These are frustrating times when it comes to security. It seems as though with each passing day the bad guys get more brazen. In fact, almost every day brings word of yet another security breach. And those are only the ones that get reported.
But while there’s a lot to be pessimistic about when it comes to security, IT innovation generally abhors a vacuum. A big part of the problem with security today is that most of the investments customers have made are generally limited to firewalls and antivirus software. Those technologies are critical, but the attacks routinely being launched these days are sophisticated enough to get around those defenses. There are, of course, a great number of other security technologies that should be deployed as part of a layered security defense strategy, but many of those technologies traditionally have either been too expensive for some organizations to justify or just plain too difficult to implement.
But with the coming of 2012, Jim Pflaging, director and managing principal for The Security Innovation (SINET) Group, an organization dedicated to advancing the adoption of innovative security technologies by promoting collaboration between the public and private sectors, says we’re about to witness a wave of new security innovations, many of which will be aimed at pressing issues such as mobile or cloud security. Other innovative solutions will be aimed specifically at helping companies defend their intellectual property, which Pflaging says is increasingly being targeted as part of international corporate espionage that now permeates cyberspace. Looking ahead at 2012, Pflaging says it’s clear the shift toward unified communications across IP networks is going to create yet another layer of computing that will need to be secured.

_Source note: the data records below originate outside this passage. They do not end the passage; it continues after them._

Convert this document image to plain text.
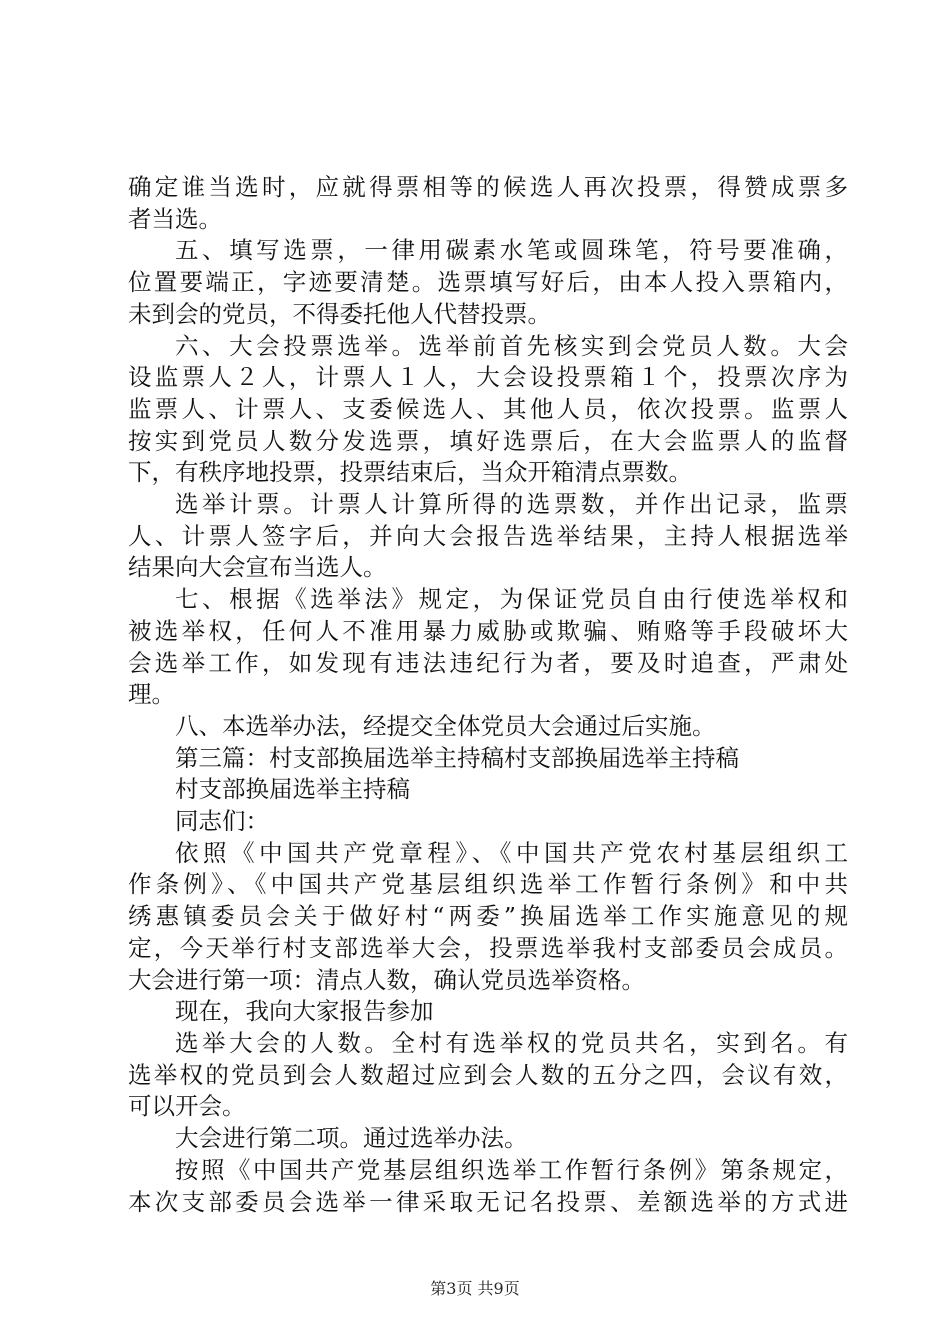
确定谁当选时，应就得票相等的候选人再次投票，得赞成票多
者当选。
五、填写选票，一律用碳素水笔或圆珠笔，符号要准确，
位置要端正，字迹要清楚。选票填写好后，由本人投入票箱内，
未到会的党员，不得委托他人代替投票。
六、大会投票选举。选举前首先核实到会党员人数。大会
设监票人２人，计票人１人，大会设投票箱１个，投票次序为
监票人、计票人、支委候选人、其他人员，依次投票。监票人
按实到党员人数分发选票，填好选票后，在大会监票人的监督
下，有秩序地投票，投票结束后，当众开箱清点票数。
选举计票。计票人计算所得的选票数，并作出记录，监票
人、计票人签字后，并向大会报告选举结果，主持人根据选举
结果向大会宣布当选人。
七、根据《选举法》规定，为保证党员自由行使选举权和
被选举权，任何人不准用暴力威胁或欺骗、贿赂等手段破坏大
会选举工作，如发现有违法违纪行为者，要及时追查，严肃处
理。
八、本选举办法，经提交全体党员大会通过后实施。
第三篇：村支部换届选举主持稿村支部换届选举主持稿
村支部换届选举主持稿
同志们：
依照《中国共产党章程》、《中国共产党农村基层组织工
作条例》、《中国共产党基层组织选举工作暂行条例》和中共
绣惠镇委员会关于做好村“两委”换届选举工作实施意见的规
定，今天举行村支部选举大会，投票选举我村支部委员会成员。
大会进行第一项：清点人数，确认党员选举资格。
现在，我向大家报告参加
选举大会的人数。全村有选举权的党员共名，实到名。有
选举权的党员到会人数超过应到会人数的五分之四，会议有效，
可以开会。
大会进行第二项。通过选举办法。
按照《中国共产党基层组织选举工作暂行条例》第条规定，
本次支部委员会选举一律采取无记名投票、差额选举的方式进
第3页 共9页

IT organizations in this day and age need to establish a minimum level of hygiene of security that goes beyond existing legacy technologies, he says. The challenge, he adds, will be in finding ways of making those technologies affordable enough to acquire and easy enough to deploy.
Obviously, this all spells opportunity for security vendors, which if Pflaging is right, should soon lead to a coming golden age of security innovation starting with the beginning of 2012.